Why the increase? It’s possible that changes in diet or shifts in the kinds of bacteria living in your guts are having an effect.
Myth 3: A colonoscopy is painful
The most common colorectal cancer screening test in the U.S. is colonoscopy, where a doctor inserts a long, flexible fiber-optic instrument into the rectum and intestines to look for growths and remove any that are found.
It sounds like it would be painful. But it’s not.
“During the procedure, patients are sedated,” said McKeown. “They are conscious and can respond to directions, but don’t feel any pain. It tends to be a smooth process.”
If anything, most patients say the prep before the procedure is the most uncomfortable part. The prep can be uncomfortable because of the large amount of liquid you must drink in a short period of time.

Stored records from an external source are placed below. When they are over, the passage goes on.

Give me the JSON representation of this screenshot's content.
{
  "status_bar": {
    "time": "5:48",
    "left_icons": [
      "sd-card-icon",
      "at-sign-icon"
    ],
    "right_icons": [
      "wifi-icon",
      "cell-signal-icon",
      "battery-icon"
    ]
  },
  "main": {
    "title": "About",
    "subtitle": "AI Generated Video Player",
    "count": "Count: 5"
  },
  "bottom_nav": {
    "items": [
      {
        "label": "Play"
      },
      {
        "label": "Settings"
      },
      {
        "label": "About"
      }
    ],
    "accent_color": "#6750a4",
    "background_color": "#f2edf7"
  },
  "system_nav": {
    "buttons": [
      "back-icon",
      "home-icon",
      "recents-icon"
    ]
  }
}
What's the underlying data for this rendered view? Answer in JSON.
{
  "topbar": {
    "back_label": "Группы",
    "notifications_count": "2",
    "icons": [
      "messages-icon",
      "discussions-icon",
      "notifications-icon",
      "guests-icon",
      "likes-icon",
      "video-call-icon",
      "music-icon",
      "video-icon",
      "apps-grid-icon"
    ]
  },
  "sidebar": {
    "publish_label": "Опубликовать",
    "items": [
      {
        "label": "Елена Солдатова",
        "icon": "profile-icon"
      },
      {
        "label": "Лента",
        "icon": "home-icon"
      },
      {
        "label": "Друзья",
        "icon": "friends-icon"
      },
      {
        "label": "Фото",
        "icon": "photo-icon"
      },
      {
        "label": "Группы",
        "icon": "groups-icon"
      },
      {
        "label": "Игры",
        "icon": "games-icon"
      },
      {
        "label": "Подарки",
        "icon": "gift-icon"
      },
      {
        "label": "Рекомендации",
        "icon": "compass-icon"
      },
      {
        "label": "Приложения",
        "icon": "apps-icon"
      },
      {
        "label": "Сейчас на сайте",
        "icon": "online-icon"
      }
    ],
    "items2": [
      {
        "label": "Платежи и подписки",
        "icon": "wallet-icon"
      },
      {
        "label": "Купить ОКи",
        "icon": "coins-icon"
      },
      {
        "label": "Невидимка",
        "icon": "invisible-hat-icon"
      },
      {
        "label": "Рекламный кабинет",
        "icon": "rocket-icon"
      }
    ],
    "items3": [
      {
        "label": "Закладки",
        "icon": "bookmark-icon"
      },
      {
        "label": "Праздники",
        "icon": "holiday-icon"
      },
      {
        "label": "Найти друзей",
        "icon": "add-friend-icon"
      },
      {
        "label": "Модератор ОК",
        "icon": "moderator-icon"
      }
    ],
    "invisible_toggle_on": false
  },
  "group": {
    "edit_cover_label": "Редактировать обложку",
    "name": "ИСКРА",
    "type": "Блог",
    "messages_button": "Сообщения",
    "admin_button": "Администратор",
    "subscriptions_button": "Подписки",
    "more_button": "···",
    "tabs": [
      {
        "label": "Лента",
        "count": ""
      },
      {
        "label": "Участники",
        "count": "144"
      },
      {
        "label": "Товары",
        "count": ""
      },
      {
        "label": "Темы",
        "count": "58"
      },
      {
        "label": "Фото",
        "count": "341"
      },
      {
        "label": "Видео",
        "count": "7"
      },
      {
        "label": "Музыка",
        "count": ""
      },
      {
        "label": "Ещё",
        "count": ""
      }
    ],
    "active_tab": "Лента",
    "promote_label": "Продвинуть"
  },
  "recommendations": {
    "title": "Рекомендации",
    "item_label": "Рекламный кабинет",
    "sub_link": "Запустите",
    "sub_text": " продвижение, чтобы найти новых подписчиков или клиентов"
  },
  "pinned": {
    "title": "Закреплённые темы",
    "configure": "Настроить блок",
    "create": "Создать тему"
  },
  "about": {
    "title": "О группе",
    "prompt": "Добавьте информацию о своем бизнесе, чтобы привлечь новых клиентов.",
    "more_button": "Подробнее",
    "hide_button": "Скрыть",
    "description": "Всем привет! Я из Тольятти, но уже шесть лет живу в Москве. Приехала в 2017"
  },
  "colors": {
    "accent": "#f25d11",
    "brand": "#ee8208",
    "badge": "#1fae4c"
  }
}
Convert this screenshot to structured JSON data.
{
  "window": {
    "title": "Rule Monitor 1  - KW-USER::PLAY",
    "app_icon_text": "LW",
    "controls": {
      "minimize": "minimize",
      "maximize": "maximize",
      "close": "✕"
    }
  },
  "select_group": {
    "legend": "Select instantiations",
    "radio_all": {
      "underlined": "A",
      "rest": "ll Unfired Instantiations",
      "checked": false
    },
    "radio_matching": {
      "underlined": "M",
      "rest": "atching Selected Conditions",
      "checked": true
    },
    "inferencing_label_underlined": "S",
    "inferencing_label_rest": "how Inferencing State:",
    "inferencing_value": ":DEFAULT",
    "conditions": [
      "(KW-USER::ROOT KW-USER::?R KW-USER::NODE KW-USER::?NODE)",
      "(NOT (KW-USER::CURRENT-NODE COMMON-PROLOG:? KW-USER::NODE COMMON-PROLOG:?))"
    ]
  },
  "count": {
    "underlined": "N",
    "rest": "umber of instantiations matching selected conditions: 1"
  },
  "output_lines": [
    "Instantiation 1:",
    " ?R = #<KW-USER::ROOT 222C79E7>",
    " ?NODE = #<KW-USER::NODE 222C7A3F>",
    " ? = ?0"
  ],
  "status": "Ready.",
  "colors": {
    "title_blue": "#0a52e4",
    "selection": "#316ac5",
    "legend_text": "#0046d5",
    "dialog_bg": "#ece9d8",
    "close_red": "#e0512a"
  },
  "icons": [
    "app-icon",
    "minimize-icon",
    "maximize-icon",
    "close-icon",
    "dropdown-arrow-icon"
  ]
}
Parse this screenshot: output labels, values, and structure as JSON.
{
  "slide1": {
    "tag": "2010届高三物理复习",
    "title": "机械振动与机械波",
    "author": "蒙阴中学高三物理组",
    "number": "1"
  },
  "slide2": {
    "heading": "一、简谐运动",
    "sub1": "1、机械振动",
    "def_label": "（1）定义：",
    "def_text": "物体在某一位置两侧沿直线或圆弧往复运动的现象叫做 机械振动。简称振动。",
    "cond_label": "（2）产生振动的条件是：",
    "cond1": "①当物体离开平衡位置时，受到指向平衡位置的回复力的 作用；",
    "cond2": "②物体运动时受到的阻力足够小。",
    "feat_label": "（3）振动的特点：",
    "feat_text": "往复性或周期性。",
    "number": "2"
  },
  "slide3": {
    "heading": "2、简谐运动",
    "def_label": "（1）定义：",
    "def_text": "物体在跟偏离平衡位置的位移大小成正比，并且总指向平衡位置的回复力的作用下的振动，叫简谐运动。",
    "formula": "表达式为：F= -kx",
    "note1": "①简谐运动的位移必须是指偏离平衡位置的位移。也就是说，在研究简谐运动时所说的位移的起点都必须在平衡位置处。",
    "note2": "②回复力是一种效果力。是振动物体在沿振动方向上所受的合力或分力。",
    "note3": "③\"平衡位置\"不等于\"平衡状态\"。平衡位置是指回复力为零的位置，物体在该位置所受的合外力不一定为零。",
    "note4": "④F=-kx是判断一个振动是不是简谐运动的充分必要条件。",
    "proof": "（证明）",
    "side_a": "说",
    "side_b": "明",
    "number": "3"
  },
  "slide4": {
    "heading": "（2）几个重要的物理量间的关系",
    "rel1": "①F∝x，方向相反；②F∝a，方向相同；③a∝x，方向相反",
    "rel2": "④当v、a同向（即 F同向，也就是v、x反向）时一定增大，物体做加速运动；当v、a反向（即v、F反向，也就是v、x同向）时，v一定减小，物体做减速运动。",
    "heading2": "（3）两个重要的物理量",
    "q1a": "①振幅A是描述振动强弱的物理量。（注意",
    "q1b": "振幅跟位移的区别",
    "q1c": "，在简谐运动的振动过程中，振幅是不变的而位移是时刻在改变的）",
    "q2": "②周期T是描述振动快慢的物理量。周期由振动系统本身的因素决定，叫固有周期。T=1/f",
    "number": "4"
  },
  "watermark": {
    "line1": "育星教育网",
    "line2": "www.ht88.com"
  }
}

Myth 4: Colonoscopy is the only option for screening
Colonoscopy is not the only way to screen for colorectal cancer.
There are also very simple home-based tests that look for tiny amounts of blood in the stool.
“Patients with a positive stool-based test carry an increased risk for colon cancer, so completing a follow-up colonoscopy is very important,” McKeown said. “If the test is negative, the patient is good to go until they’re due for their next test.”
Make sure you understand these and other misconceptions about colorectal cancer by talking with your doctor and determining the best time for you to start getting screened.